I think I would feel a bit happier if case counts/hospital occupancy were lower and I felt okay about making a run to JoAnn's or one of the antique shops some time but they aren't and I don't and I've heard enough stories of people who apparently got exposed in a store despite being careful, so while I have to feed myself (so trips to the Pruett's are still necessary), I have to avoid "unnecessary" trips. So I've largely lost the "third places" in my life, and I had no idea how essential they were to me.

And for how much longer? Forever, it seems, since "phase 3" doesn't even have a timetable for shots (educators including professors are in phase 3) and even then we're being told we will probably have to mask and distance for six months to a year and......I just want to give up. I hope there's something good to come back out to; I hope there's a reason to. I hope I don't lose everyone I love during this time. But it's hard. (And I also recognize this is partly because I'm tired and had a difficult day; things always look worse when things go badly at work)

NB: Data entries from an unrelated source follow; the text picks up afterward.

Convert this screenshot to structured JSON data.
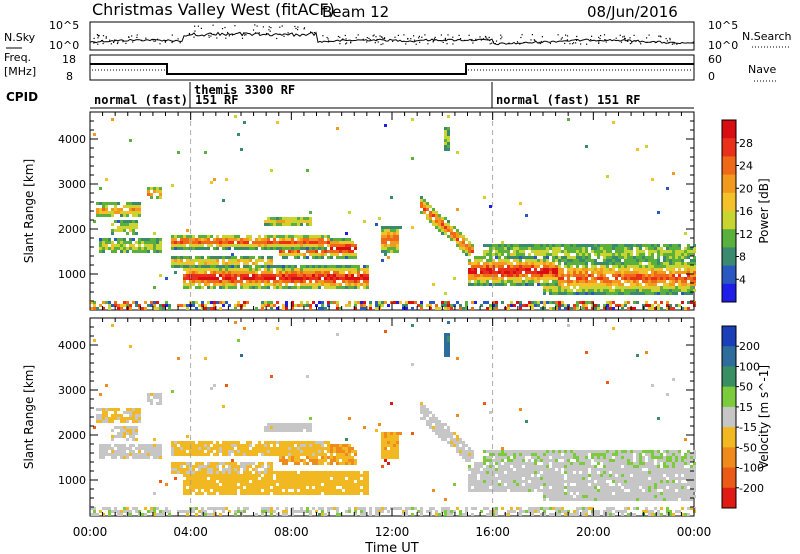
{
  "header": {
    "site": "Christmas Valley West (fitACF)",
    "beam": "Beam 12",
    "date": "08/Jun/2016"
  },
  "panel_labels": {
    "nsky": "N.Sky",
    "freq_1": "Freq.",
    "freq_2": "[MHz]",
    "cpid": "CPID",
    "nsearch": "N.Search",
    "nave": "Nave"
  },
  "noise_axis": {
    "left_ticks": [
      "10^5",
      "10^0"
    ],
    "right_ticks": [
      "10^5",
      "10^0"
    ]
  },
  "freq_axis": {
    "left_ticks": [
      "18",
      "8"
    ],
    "right_ticks": [
      "60",
      "0"
    ]
  },
  "cpid_segments": [
    {
      "label": "normal (fast) 151 RF",
      "start_hour": 0,
      "end_hour": 4
    },
    {
      "label": "themis 3300 RF",
      "start_hour": 4,
      "end_hour": 16
    },
    {
      "label": "normal (fast) 151 RF",
      "start_hour": 16,
      "end_hour": 24
    }
  ],
  "chart_data": [
    {
      "type": "heatmap",
      "title": "",
      "ylabel": "Slant Range [km]",
      "xlim": [
        0,
        24
      ],
      "ylim": [
        200,
        4600
      ],
      "y_ticks": [
        "1000",
        "2000",
        "3000",
        "4000"
      ],
      "colorbar": {
        "label": "Power [dB]",
        "ticks": [
          "4",
          "8",
          "12",
          "16",
          "20",
          "24",
          "28"
        ],
        "range": [
          0,
          32
        ],
        "colors": [
          "#1e1ee6",
          "#2858c0",
          "#3a8a70",
          "#59b03c",
          "#c8d430",
          "#f3c22a",
          "#f29a1e",
          "#ef6a18",
          "#e8301a",
          "#d80e12"
        ]
      }
    },
    {
      "type": "heatmap",
      "title": "",
      "ylabel": "Slant Range [km]",
      "xlabel": "Time UT",
      "xlim": [
        0,
        24
      ],
      "ylim": [
        200,
        4600
      ],
      "x_ticks": [
        "00:00",
        "04:00",
        "08:00",
        "12:00",
        "16:00",
        "20:00",
        "00:00"
      ],
      "y_ticks": [
        "1000",
        "2000",
        "3000",
        "4000"
      ],
      "colorbar": {
        "label": "Velocity [m s^-1]",
        "ticks": [
          "200",
          "100",
          "50",
          "15",
          "-15",
          "-50",
          "-100",
          "-200"
        ],
        "range": [
          -250,
          250
        ],
        "colors": [
          "#1a3fb8",
          "#2e6c9c",
          "#3a8f62",
          "#7ccb3c",
          "#c6c6c6",
          "#f2b822",
          "#f08a1c",
          "#ec5a18",
          "#e01a14"
        ]
      }
    }
  ]
}
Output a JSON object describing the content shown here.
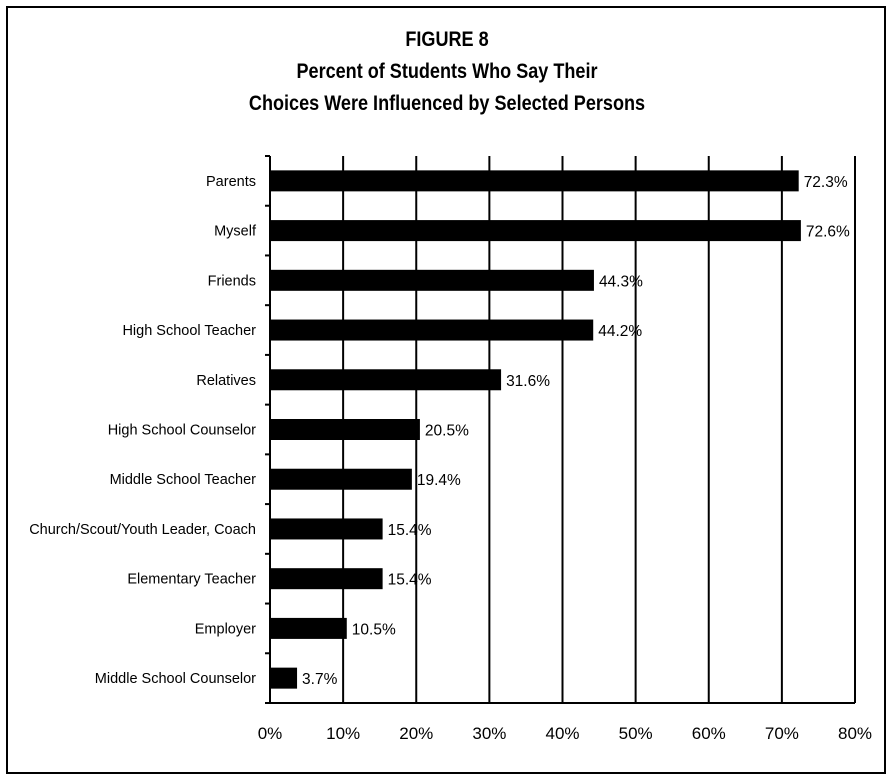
{
  "chart_data": {
    "type": "bar",
    "orientation": "horizontal",
    "title": [
      "FIGURE 8",
      "Percent of Students Who Say Their",
      "Choices Were Influenced by Selected Persons"
    ],
    "categories": [
      "Parents",
      "Myself",
      "Friends",
      "High School Teacher",
      "Relatives",
      "High School Counselor",
      "Middle School Teacher",
      "Church/Scout/Youth Leader, Coach",
      "Elementary Teacher",
      "Employer",
      "Middle School Counselor"
    ],
    "values": [
      72.3,
      72.6,
      44.3,
      44.2,
      31.6,
      20.5,
      19.4,
      15.4,
      15.4,
      10.5,
      3.7
    ],
    "value_labels": [
      "72.3%",
      "72.6%",
      "44.3%",
      "44.2%",
      "31.6%",
      "20.5%",
      "19.4%",
      "15.4%",
      "15.4%",
      "10.5%",
      "3.7%"
    ],
    "xlim": [
      0,
      80
    ],
    "xticks": [
      0,
      10,
      20,
      30,
      40,
      50,
      60,
      70,
      80
    ],
    "xtick_labels": [
      "0%",
      "10%",
      "20%",
      "30%",
      "40%",
      "50%",
      "60%",
      "70%",
      "80%"
    ],
    "xlabel": "",
    "ylabel": "",
    "grid": true,
    "legend": "none",
    "bar_color": "#000000"
  }
}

Listening to some traditional German Christmas music right now on YouTube. Part of my heritage is German and I think of the heritages I'm familiar with, I like how Germany and England do Christmas best. (One of my dreams, but it's probably just a dream, is to some day be able to go to a traditional German-style Christmas market. Probably not IN Germany, even if it's ever safe to travel again, but I know some American cities do them). Maybe some day there will be VR versions, where you can put on goggles and have an immersive experience, and when you "buy" stuff in the market, it gets sent to you in the mail? That might be a way of making trapped-indoors shopping a little more pleasant; make it seem like you're wandering around a market instead of clicking buttons on a laptop.

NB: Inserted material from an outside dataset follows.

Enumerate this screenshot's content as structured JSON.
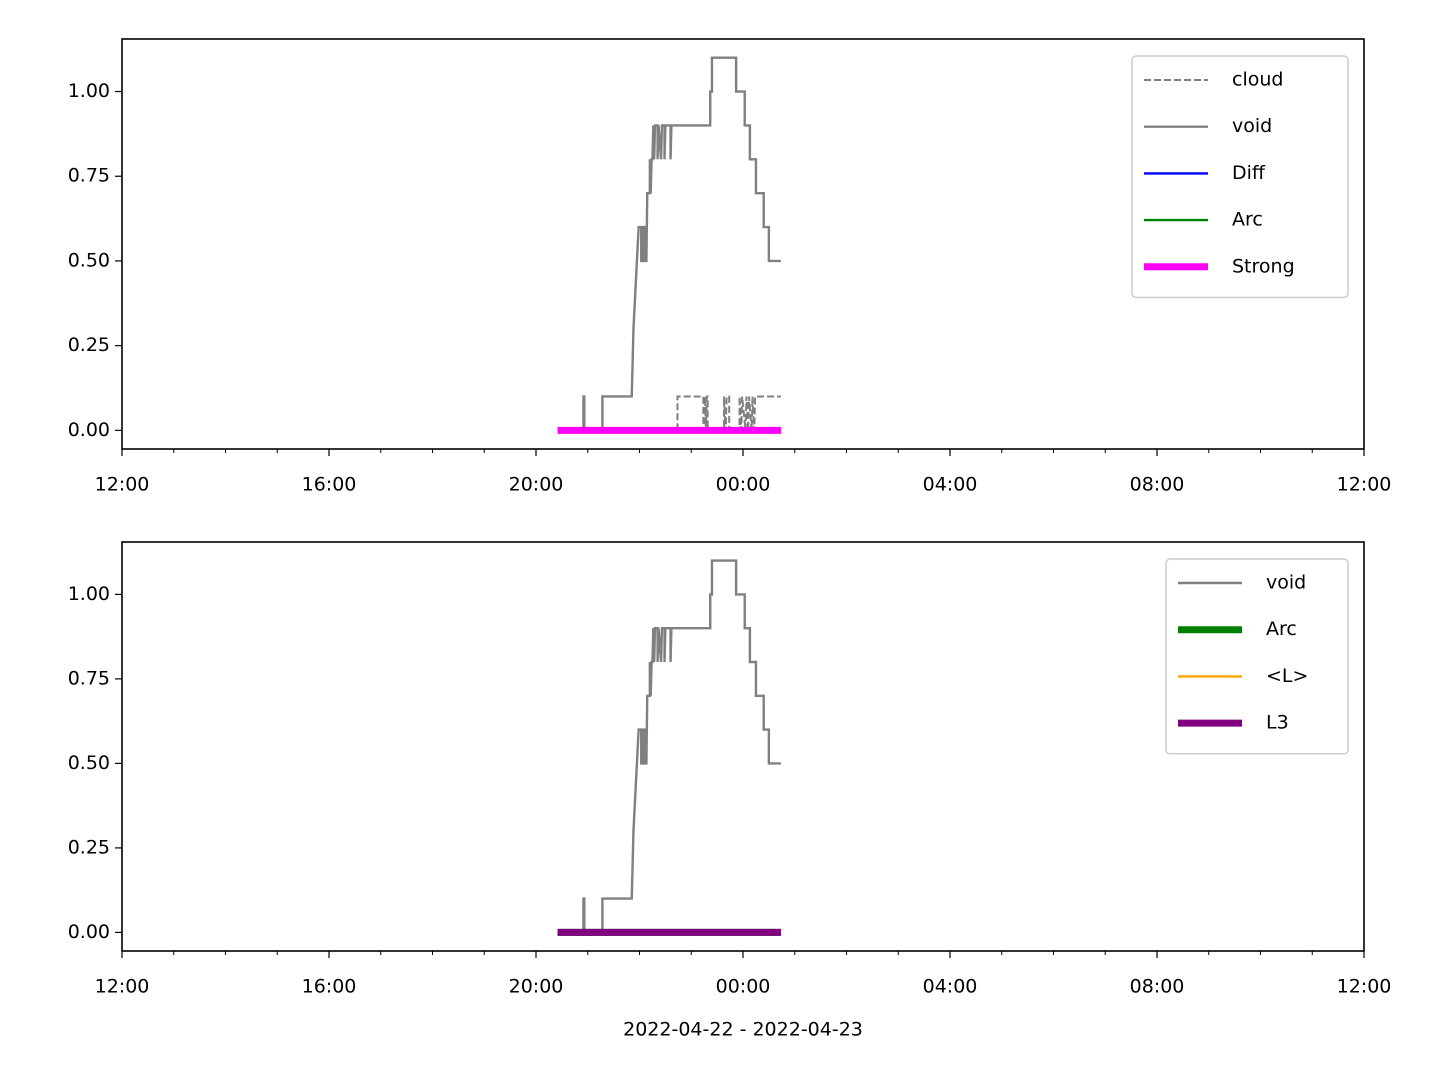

I don't know. I wish I could think of something safe and fun to do. I've been trying to get out and walk, weather permitting, but where I can go is still somewhat restricted due to hunting season (several areas I could go do have deer hunting going on; I think the season, at least for bow hunting, lasts until the end of January). I really should have tried to be pushy and find someone else to bubble up at the start of this because going it totally alone is harrowing, and the people I could ask already have their bubbles. (And I wonder: when this is over, will people want "outsiders" to their bubbles back in their lives? Or is this forever now? "Is this forever now" is the question I ask myself whenever times seem extra hard; some days it is hard to imagine any changes that would be an improvement.)

1 comment:

Roger Owen Green said...

Hey, we got 20 inches of snow. I'll mail you some.